Was sich aus diesem Konkurrenzverhältnis ergeben kann, zeigt sich ganz besonders im Ruhrgebiet. Hier konkurrieren verschiedenste Großstädte auf engsten Raum miteinander. Es gibt zwar interkommunale Strukturen und Kooperationen, aber im Wesentlichen wird versucht, sich gegenseitig die Butter vom Brot zu nehmen. Wenn etwa eine Kommune wie Monheim die Gewerbesteuer abschafft, geht das nur, weil andere nicht nachziehen. Umgekehrt fehlt es an einer Institution jenseits des Staates, die Interessen über Partikularinteressen hinaus formulieren und gestalten kann.
Es braucht eine Institution, die Einzelinteressen zugunsten des Gemeinwohls überwindet und moderiert. Das gilt im Übrigen hinauf zur Weltgesellschaft, um etwa Klimabelange gemeinwohlorientiert zu regeln. Eine solche Institution, wird oft im Staat gesucht und gefunden. Laut Marx sorgt der Staat als ideeller Gesamtkapitalist dafür, dass sich die einzelnen Kapitalien nicht gegenseitig an die Gurgel springen. Und auch Adam Smith kennt Aufgaben, die der Staat zu tragen hat und nicht markfähig sind: Bildung und Straßenbau zum Beispiel.

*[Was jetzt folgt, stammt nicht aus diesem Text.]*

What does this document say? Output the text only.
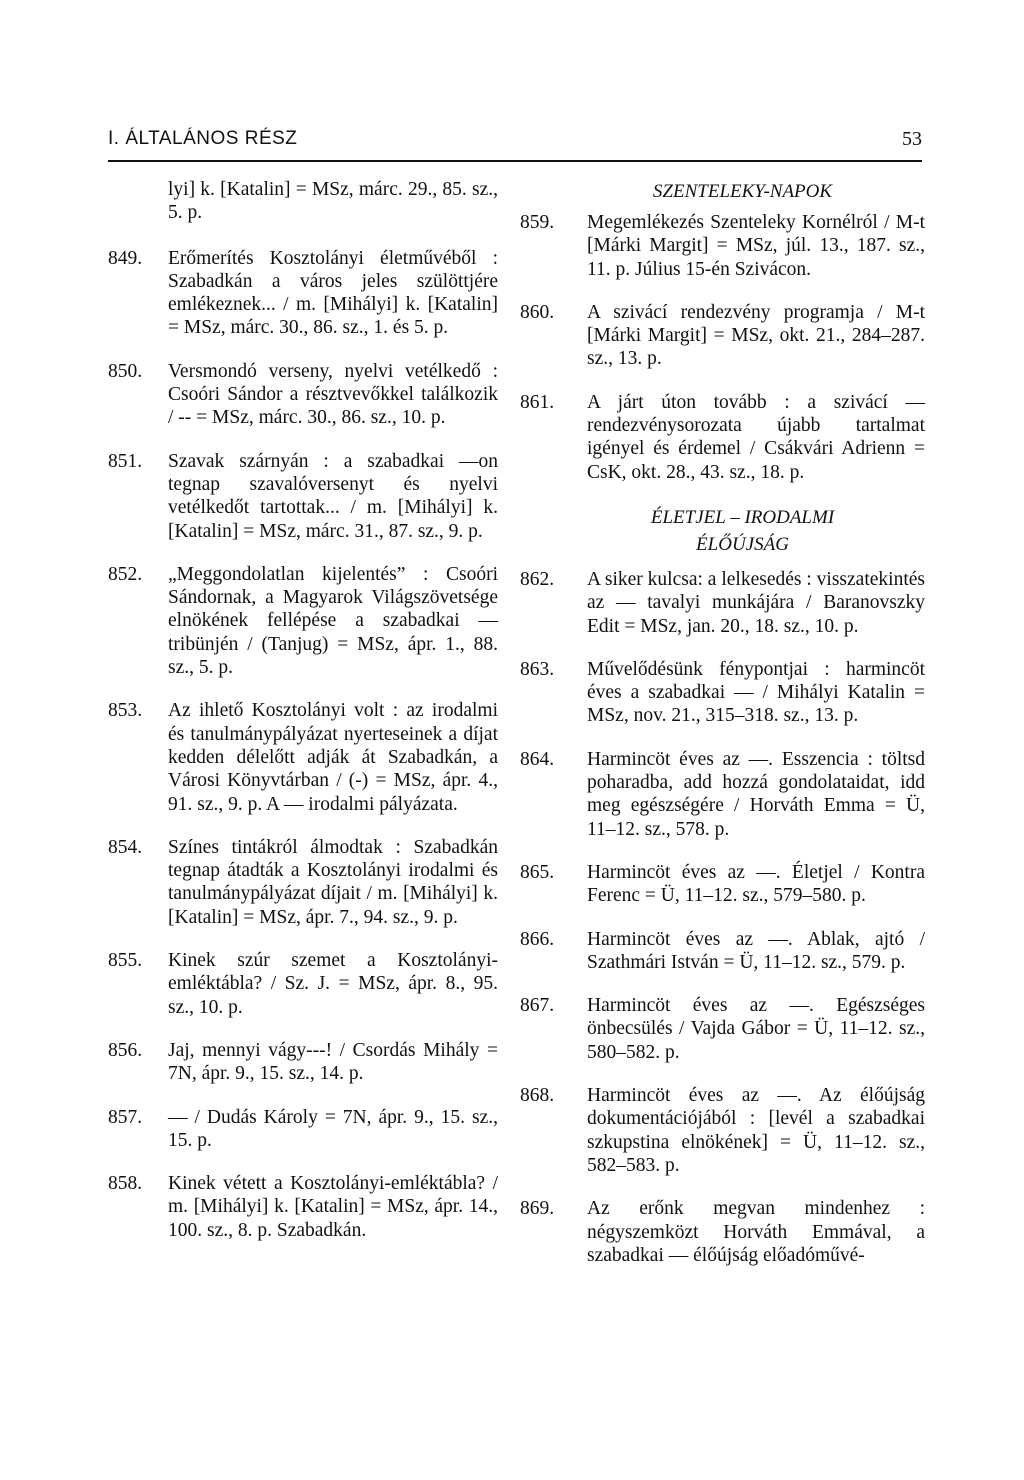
I. ÁLTALÁNOS RÉSZ	53
lyi] k. [Katalin] = MSz, márc. 29., 85. sz., 5. p.
849. Erőmerítés Kosztolányi életművéből : Szabadkán a város jeles szülöttjére emlékeznek... / m. [Mihályi] k. [Katalin] = MSz, márc. 30., 86. sz., 1. és 5. p.
850. Versmondó verseny, nyelvi vetélkedő : Csoóri Sándor a résztvevőkkel találkozik / -- = MSz, márc. 30., 86. sz., 10. p.
851. Szavak szárnyán : a szabadkai —on tegnap szavalóversenyt és nyelvi vetélkedőt tartottak... / m. [Mihályi] k. [Katalin] = MSz, márc. 31., 87. sz., 9. p.
852. „Meggondolatlan kijelentés” : Csoóri Sándornak, a Magyarok Világszövetsége elnökének fellépése a szabadkai — tribünjén / (Tanjug) = MSz, ápr. 1., 88. sz., 5. p.
853. Az ihlető Kosztolányi volt : az irodalmi és tanulmánypályázat nyerteseinek a díjat kedden délelőtt adják át Szabadkán, a Városi Könyvtárban / (-) = MSz, ápr. 4., 91. sz., 9. p. A — irodalmi pályázata.
854. Színes tintákról álmodtak : Szabadkán tegnap átadták a Kosztolányi irodalmi és tanulmánypályázat díjait / m. [Mihályi] k. [Katalin] = MSz, ápr. 7., 94. sz., 9. p.
855. Kinek szúr szemet a Kosztolányi-emléktábla? / Sz. J. = MSz, ápr. 8., 95. sz., 10. p.
856. Jaj, mennyi vágy---! / Csordás Mihály = 7N, ápr. 9., 15. sz., 14. p.
857. — / Dudás Károly = 7N, ápr. 9., 15. sz., 15. p.
858. Kinek vétett a Kosztolányi-emléktábla? / m. [Mihályi] k. [Katalin] = MSz, ápr. 14., 100. sz., 8. p. Szabadkán.
SZENTELEKY-NAPOK
859. Megemlékezés Szenteleky Kornélról / M-t [Márki Margit] = MSz, júl. 13., 187. sz., 11. p. Július 15-én Szivácon.
860. A szivácí rendezvény programja / M-t [Márki Margit] = MSz, okt. 21., 284–287. sz., 13. p.
861. A járt úton tovább : a szivácí — rendezvénysorozata újabb tartalmat igényel és érdemel / Csákvári Adrienn = CsK, okt. 28., 43. sz., 18. p.
ÉLETJEL – IRODALMI
ÉLŐÚJSÁG
862. A siker kulcsa: a lelkesedés : visszatekintés az — tavalyi munkájára / Baranovszky Edit = MSz, jan. 20., 18. sz., 10. p.
863. Művelődésünk fénypontjai : harmincöt éves a szabadkai — / Mihályi Katalin = MSz, nov. 21., 315–318. sz., 13. p.
864. Harmincöt éves az —. Esszencia : töltsd poharadba, add hozzá gondolataidat, idd meg egészségére / Horváth Emma = Ü, 11–12. sz., 578. p.
865. Harmincöt éves az —. Életjel / Kontra Ferenc = Ü, 11–12. sz., 579–580. p.
866. Harmincöt éves az —. Ablak, ajtó / Szathmári István = Ü, 11–12. sz., 579. p.
867. Harmincöt éves az —. Egészséges önbecsülés / Vajda Gábor = Ü, 11–12. sz., 580–582. p.
868. Harmincöt éves az —. Az élőújság dokumentációjából : [levél a szabadkai szkupstina elnökének] = Ü, 11–12. sz., 582–583. p.
869. Az erőnk megvan mindenhez : négyszemközt Horváth Emmával, a szabadkai — élőújság előadóművé-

Braucht es also einen Staat, um Gemeinwohlorientierung umzusetzen? Um es mal so zu formulieren: Öffentliche Daseinsvorsorge, wie soziale Infrastruktur auch genannt wird, hat ihre Meriten, trägt gewiss zum Gemeinwohl bei, aber in Bezug auf solidarischen Beziehungsweisen sind staatlichen Lösungen Grenzen gesetzt. Wenn es um solidarische Beziehungsweisen geht, geht es nicht allein darum, etwas steuerfinanziert als Infrastruktur zur Verfügung zu stellen, das von Beamten verwaltetet wird, sondern auch ein anderes soziales Verhältnis zu etablieren.

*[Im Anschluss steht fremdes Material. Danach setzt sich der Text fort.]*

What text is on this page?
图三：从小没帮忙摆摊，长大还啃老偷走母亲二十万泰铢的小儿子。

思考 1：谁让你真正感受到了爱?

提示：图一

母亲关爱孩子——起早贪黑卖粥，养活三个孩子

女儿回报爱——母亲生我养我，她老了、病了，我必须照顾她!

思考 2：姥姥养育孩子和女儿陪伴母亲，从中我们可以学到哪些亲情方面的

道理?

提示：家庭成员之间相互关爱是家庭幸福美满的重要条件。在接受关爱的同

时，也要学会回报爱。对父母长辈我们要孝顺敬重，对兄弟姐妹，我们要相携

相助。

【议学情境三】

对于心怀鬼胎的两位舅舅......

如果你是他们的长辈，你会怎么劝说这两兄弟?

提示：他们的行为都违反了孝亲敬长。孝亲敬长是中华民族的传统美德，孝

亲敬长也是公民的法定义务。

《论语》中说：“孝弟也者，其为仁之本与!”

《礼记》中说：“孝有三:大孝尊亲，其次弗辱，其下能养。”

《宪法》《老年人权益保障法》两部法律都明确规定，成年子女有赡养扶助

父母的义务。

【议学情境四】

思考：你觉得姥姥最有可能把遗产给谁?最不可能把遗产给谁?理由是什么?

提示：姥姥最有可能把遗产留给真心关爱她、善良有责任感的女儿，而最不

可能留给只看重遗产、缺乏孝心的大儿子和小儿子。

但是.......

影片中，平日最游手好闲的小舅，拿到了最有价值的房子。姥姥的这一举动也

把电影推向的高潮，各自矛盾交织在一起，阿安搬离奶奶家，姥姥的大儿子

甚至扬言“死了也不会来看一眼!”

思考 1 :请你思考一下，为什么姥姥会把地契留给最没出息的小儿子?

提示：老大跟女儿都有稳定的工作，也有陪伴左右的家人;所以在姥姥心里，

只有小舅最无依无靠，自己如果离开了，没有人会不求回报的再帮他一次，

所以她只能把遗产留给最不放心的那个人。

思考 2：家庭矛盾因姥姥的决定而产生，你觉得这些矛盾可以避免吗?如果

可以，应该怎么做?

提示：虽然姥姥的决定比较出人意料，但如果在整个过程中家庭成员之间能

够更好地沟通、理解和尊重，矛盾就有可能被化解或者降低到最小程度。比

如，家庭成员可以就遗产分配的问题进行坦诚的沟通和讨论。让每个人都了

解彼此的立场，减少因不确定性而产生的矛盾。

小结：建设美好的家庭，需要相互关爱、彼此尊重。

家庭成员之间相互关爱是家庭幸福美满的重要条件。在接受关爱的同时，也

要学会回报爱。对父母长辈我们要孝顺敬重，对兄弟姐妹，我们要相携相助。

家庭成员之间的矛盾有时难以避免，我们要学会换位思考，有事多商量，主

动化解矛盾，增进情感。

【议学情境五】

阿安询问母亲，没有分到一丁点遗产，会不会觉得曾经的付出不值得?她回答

Tatsächlich bieten Commons ein Verwaltungsmodell, das vielversprechend an die Stelle von Staat und Markt treten könnte, um Gemeinwohlorientierung im Sinne solidarischer Beziehungsweisen einzulösen. Silke Helferich, eine sehr engagierte Vertreterin der Commons-Idee, betont stets, dass Commons keine Dinge oder Güter sind, sondern sich durch bestimmte Form der sozialen Beziehungen auszeichnen, dem Commoning. Gut funktionierende Commons kombinieren dabei klug, Elemente der Selbstverpflichtung gegenüber dem gemeinsamen Interesse der Einzelnen mit Elementen der Wehrhaftigkeit gegenüber dem Missbrauch durch Einzelne. Mit anderen Worten sind Commons Verwaltungsmodelle, die stark auf gemeinschaftliche Kooperation setzen, aber sich gleichzeitig vor der Aufkündigung der Kooperationsbereitschaft einzelner schützen.
Was das bedeuten kann, ließe sich an verschiedenen Gütern durchspielen. Im Bereich des Wohnens dürfte der Unterschied zwischen Markt, Staat und Commons schnell deutlich werden. Weder Markt, noch Staat können bieten, was Commons schaffen. Die solidarischen Beziehungen der Bewohner*innen in den Miethaussyndikaten, wie sie im Interview mit Helma Haselberger (Común #4/Dez. 2020) dargestellt werden, sind nur in Organisationsformen zu haben, in denen die Nutzer*innen auch gleichzeitig die Möglichkeit zur Verwaltung und Gestaltung haben. Auch die solidarische Vernetzung der einzelnen Projekte untereinander zeigt, dass ein solches Verwaltungsmodell nicht nur lokal begrenzt funktioniert, sondern stärker wird, je mehr Verbindungen geknüpft werden.
Autor
Jörg Kohlscheen ist Sozialwissenschaftler und Linguist.